Existing standby gensets can be turned into revenue generators! Utilities are faced with many challenges when it comes to adding generation. Starting with the obvious construction costs, add the NIMBY (Not In My Back Yard) factor, transmission costs, maintenance costs, and environmental compliance and you can imagine the headache. Cole Cacciavillani with GenSet Resource Management within CF Industrial Group, has developed a program to solve many of these challenges at one time. He has worked with Ontario Hydro under the auspices of the Independent Electricity System Operator (IESO) program to pay owners of existing generators for their units just to be dispatchable by the utility. And they get even more money when they provide power into the grid!

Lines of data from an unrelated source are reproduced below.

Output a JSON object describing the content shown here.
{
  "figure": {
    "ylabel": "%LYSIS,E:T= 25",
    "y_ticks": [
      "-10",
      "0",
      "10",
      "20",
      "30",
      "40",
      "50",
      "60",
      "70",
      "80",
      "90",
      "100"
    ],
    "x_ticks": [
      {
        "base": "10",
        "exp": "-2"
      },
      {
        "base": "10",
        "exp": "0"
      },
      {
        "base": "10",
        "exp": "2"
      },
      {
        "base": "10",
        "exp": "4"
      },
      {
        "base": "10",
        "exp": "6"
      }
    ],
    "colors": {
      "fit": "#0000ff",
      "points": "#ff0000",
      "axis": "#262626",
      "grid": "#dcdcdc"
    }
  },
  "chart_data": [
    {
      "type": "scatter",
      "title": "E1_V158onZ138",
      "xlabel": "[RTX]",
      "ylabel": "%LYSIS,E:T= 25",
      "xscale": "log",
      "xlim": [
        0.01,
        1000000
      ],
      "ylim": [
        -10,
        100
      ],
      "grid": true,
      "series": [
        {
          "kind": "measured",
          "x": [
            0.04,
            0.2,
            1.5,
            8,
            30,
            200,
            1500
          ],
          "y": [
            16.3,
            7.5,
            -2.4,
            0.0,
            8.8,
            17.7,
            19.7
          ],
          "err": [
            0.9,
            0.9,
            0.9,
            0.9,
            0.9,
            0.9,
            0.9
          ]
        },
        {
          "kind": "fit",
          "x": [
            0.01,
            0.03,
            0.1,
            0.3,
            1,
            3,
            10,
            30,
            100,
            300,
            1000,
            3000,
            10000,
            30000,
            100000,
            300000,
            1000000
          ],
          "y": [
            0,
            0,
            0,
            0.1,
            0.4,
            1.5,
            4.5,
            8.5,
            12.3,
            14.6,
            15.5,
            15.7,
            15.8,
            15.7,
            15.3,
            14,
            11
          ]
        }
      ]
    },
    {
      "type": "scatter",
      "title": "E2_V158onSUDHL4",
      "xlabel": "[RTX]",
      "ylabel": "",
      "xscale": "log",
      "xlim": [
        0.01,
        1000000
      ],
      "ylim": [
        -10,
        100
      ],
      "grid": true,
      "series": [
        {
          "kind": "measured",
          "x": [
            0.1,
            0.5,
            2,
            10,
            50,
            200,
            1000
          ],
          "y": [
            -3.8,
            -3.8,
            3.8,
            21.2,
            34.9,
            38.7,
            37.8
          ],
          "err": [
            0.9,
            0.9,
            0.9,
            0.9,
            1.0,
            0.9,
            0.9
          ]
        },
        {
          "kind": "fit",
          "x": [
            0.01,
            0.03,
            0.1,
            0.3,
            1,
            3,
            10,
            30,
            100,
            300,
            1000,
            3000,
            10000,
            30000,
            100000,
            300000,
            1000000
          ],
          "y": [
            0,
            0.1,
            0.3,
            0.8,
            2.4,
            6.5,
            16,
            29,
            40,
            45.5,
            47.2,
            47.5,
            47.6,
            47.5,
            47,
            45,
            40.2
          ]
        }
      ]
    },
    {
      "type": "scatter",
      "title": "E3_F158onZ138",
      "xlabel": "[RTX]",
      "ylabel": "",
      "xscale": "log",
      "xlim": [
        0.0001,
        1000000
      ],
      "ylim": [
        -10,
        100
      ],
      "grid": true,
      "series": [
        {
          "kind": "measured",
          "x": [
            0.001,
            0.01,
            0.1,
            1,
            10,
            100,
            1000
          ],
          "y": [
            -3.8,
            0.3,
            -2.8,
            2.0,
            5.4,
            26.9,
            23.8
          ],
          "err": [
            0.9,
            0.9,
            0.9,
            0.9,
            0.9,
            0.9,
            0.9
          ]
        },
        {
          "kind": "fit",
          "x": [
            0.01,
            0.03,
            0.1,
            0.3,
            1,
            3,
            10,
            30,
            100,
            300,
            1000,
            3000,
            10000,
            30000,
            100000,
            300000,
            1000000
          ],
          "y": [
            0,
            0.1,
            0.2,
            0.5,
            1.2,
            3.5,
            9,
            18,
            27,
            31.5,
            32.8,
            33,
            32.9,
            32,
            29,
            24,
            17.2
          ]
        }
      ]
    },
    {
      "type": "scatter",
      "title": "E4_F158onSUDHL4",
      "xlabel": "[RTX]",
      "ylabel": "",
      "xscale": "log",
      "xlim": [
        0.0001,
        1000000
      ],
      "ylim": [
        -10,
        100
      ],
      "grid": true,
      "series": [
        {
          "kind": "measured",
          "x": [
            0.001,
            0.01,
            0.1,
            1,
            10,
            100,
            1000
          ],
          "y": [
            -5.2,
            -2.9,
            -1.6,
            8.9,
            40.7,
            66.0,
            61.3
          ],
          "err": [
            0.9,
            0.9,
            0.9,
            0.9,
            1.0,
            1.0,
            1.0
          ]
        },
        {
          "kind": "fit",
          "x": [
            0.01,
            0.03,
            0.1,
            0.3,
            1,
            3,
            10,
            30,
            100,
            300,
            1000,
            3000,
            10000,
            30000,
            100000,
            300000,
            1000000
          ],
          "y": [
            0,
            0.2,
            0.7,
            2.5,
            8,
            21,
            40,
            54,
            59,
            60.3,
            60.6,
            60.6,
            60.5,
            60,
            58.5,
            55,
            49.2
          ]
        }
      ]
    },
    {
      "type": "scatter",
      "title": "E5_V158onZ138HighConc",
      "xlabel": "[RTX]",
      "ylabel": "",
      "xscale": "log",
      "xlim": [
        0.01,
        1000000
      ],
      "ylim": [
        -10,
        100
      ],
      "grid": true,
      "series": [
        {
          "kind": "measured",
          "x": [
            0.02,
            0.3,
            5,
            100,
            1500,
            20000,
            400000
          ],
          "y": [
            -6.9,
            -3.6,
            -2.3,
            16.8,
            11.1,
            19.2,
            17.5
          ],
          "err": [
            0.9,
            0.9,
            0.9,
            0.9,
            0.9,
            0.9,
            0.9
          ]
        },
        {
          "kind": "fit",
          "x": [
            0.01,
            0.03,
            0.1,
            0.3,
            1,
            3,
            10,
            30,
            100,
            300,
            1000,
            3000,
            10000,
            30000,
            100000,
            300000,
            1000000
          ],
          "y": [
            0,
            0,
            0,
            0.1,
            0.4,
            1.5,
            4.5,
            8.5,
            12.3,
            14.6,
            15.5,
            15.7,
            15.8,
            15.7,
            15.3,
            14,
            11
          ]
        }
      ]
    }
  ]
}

“Utilities can’t get power to where they need it,” Cole says, “our [generators] export power in times of constraint” to the local grid, “keeping the power local. These are embedded and distributed generation.” To the utility, embedded in the system means reduced transmission losses and the connection is not dependent upon the main breaker or other components in the user’s switchgear: they have their own breaker to tie the generator directly into the grid ahead of the meter, not inside the user’s system like most distributed generation. Another breaker is there for standby generation, just like a typical standby system. Several smaller generators around the system make it easier and more efficient to add power where it is needed, not many miles away with all the transmission losses. Starting at about 500KW and now targeting 1 Meg generators, Cole says, “owners typically get about $40,000 a year” just to have them available to be dispatched by the utility. More income is possible as run times increase. Return on investment times are typically 2.5-3.5 years, less if factored into a new installation. GenSet Resource Management does all the paperwork and bundles 6 or 8 or 10 or more generators into a block large enough that the utility can count them into their available KW numbers, eliminating the need to build new power plants. The owners get the advantage of having the maintenance and fuel costs included in the contract and have generators run under full load several times a month on fresh fuel, so they know their emergency power systems will work when they are needed. In addition, when it comes time to periodically test the generator as required under regulations, the power can be returned to the grid instead of being dumped into load banks with the associated environmental benefits.